2.2 Groups of Elements
The elements are divided to groups based on their functionality. The available groups are:
・ the mechanical group of elements used to transfer the mechanical energy
・ the thermo-fluid group of elements used to model the Diesel engine using an emptying and filling method
・ the geometry group of elements used to provide the link between the mechanical and the thermo-fluid elements
・ the heat transfer group of elements used to model the engine heat transfer using a lumped heat capacity method
・ the ship group of elements used to model the hull dynamics and the propeller model, among others
Combining the elements together complex marine propulsion installations can be modeled with ease.
2.2.1 Mechanical group
The mechanical group of elements consists of propulsion elements which handle the transmission of mechanical power through torque. The mechanical elements introduced here are:
・ The stiff shaft which is the most important and useful of the mechanical elements. It acts as a calculator of the angular velocity and angular position of the system connected to it based on the total torque applied to the system and total polar moment of the system.
・ The elastic shaft which, as a result of his flexibility, produces torsional restoring torques, based on the deformation, which depends on the rigidity and dimensions of the shaft. The use of idealized stiff shafts together with idealized elastic shafts is a valid modeling approach of the behavior of a real system which exhibits elastic behavior.
・ The angle changer which is a simple element which changes the angular position between the input and the output.
・ The gearbox which changes the angular position and velocity between input and output.
・ The friction clutch which models a clutch where the torque is passed between two or more plates (of various shapes using friction.
・ The torque source which models a generic load (torque source) using an abstract general relationships.
・ The torque sink which models an idealized sub-system capable to absorb torque without a speed change. This element is useful for keeping constant angular velocity ignoring the torque and inertia of the load.

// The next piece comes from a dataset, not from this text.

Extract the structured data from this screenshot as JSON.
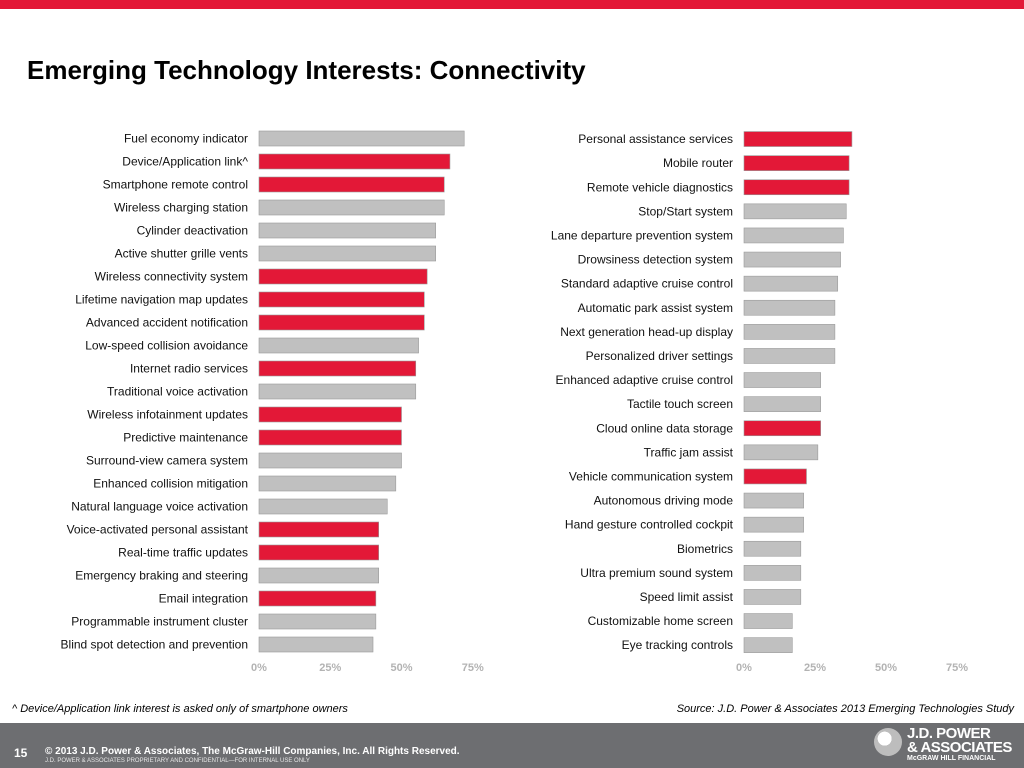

・ The energy loss which models the energy loss using a resisting torque, calculated as the sum of three terms: one proportional to the total torque transferred, one proportional to the angular velocity of the shaft and one constant. Using these terms, semi-empirical models describing the engine friction can be used with minimum modifications. Such models include the model of Mc Auly et al [3], the model of Winterbone and Tennant [4] and the model of Millington and Hartles [5]. The energy lost is rejected as heat to elements belonging to the heat transfer group.